Canadian politician and lawyer

John Rose Holden (sometimes called Rose-Holden) (27 September 1821 - 25 February 1879) was a Canadian politician and lawyer. He was mayor of Hamilton, Canada West in 1851.

Born in Daventry, Northamptonshire, England, John Rose Holden was the son of a wealthy Church of England clergyman. Little is known of his early life, but he is believed to have come to Canada at an early age. He was well educated in both English and French, and studied law with Judge Campbell at Niagara, Upper Canada. After being called to the bar, he entered a partnership with Richard Oliver Duggan (for whom Whitehern was built) in Hamilton, enjoying a lucrative practice. He was married to Mary Emily Roach and had two sons and three daughters.
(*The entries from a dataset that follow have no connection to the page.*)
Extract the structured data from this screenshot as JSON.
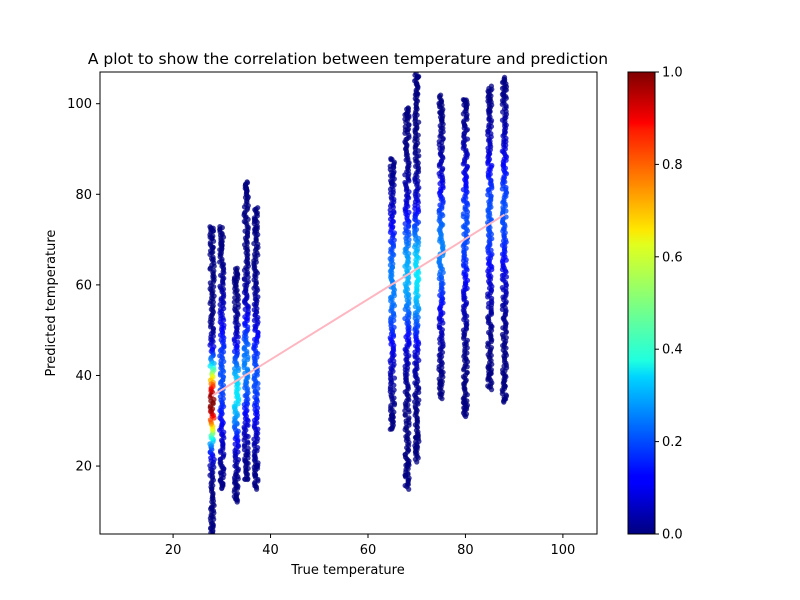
{
  "chart_data": {
    "type": "scatter",
    "title": "A plot to show the correlation between temperature and prediction",
    "xlabel": "True temperature",
    "ylabel": "Predicted temperature",
    "xlim": [
      5,
      107
    ],
    "ylim": [
      5,
      107
    ],
    "x_ticks": [
      20,
      40,
      60,
      80,
      100
    ],
    "y_ticks": [
      20,
      40,
      60,
      80,
      100
    ],
    "grid": false,
    "colormap": "jet",
    "point_alpha": 0.75,
    "colorbar": {
      "vmin": 0,
      "vmax": 1,
      "ticks": [
        "0.0",
        "0.2",
        "0.4",
        "0.6",
        "0.8",
        "1.0"
      ]
    },
    "clusters": [
      {
        "x": 28,
        "y_min": 5,
        "y_max": 73,
        "peak_y": 34,
        "peak_density": 1.0,
        "spread": 8
      },
      {
        "x": 30,
        "y_min": 15,
        "y_max": 73,
        "peak_y": 40,
        "peak_density": 0.2,
        "spread": 14
      },
      {
        "x": 33,
        "y_min": 12,
        "y_max": 64,
        "peak_y": 36,
        "peak_density": 0.35,
        "spread": 10
      },
      {
        "x": 35,
        "y_min": 17,
        "y_max": 83,
        "peak_y": 42,
        "peak_density": 0.25,
        "spread": 12
      },
      {
        "x": 37,
        "y_min": 15,
        "y_max": 77,
        "peak_y": 40,
        "peak_density": 0.2,
        "spread": 12
      },
      {
        "x": 65,
        "y_min": 28,
        "y_max": 88,
        "peak_y": 60,
        "peak_density": 0.25,
        "spread": 15
      },
      {
        "x": 68,
        "y_min": 15,
        "y_max": 99,
        "peak_y": 62,
        "peak_density": 0.3,
        "spread": 14
      },
      {
        "x": 70,
        "y_min": 21,
        "y_max": 107,
        "peak_y": 62,
        "peak_density": 0.35,
        "spread": 14
      },
      {
        "x": 75,
        "y_min": 35,
        "y_max": 102,
        "peak_y": 68,
        "peak_density": 0.25,
        "spread": 15
      },
      {
        "x": 80,
        "y_min": 31,
        "y_max": 101,
        "peak_y": 72,
        "peak_density": 0.2,
        "spread": 15
      },
      {
        "x": 85,
        "y_min": 37,
        "y_max": 104,
        "peak_y": 75,
        "peak_density": 0.2,
        "spread": 15
      },
      {
        "x": 88,
        "y_min": 34,
        "y_max": 106,
        "peak_y": 76,
        "peak_density": 0.2,
        "spread": 15
      }
    ],
    "regression_line": {
      "x": [
        28,
        88
      ],
      "y": [
        35.5,
        75.5
      ],
      "color": "#ffb6c1"
    }
  }
}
Holden served on the city council for many years. He was elected mayor in 1851, the year in which a new system of elections was introduced; two aldermen, two councillors, one inspector of houses of public entertainment, and one school trustee were elected for each ward. As mayor, Holden represented Hamilton at the Boston Jubilee. A freemason, Holden became affiliated with Barton Lodge on 27 November 1844. He was active, along with his wife, in the Wentworth Historical Society. He was also a member of St. Mark's Church (Anglican), donating its first communion vessels. The church contains a plaque to him and his wife.

He died in Hamilton, Ontario in 1879.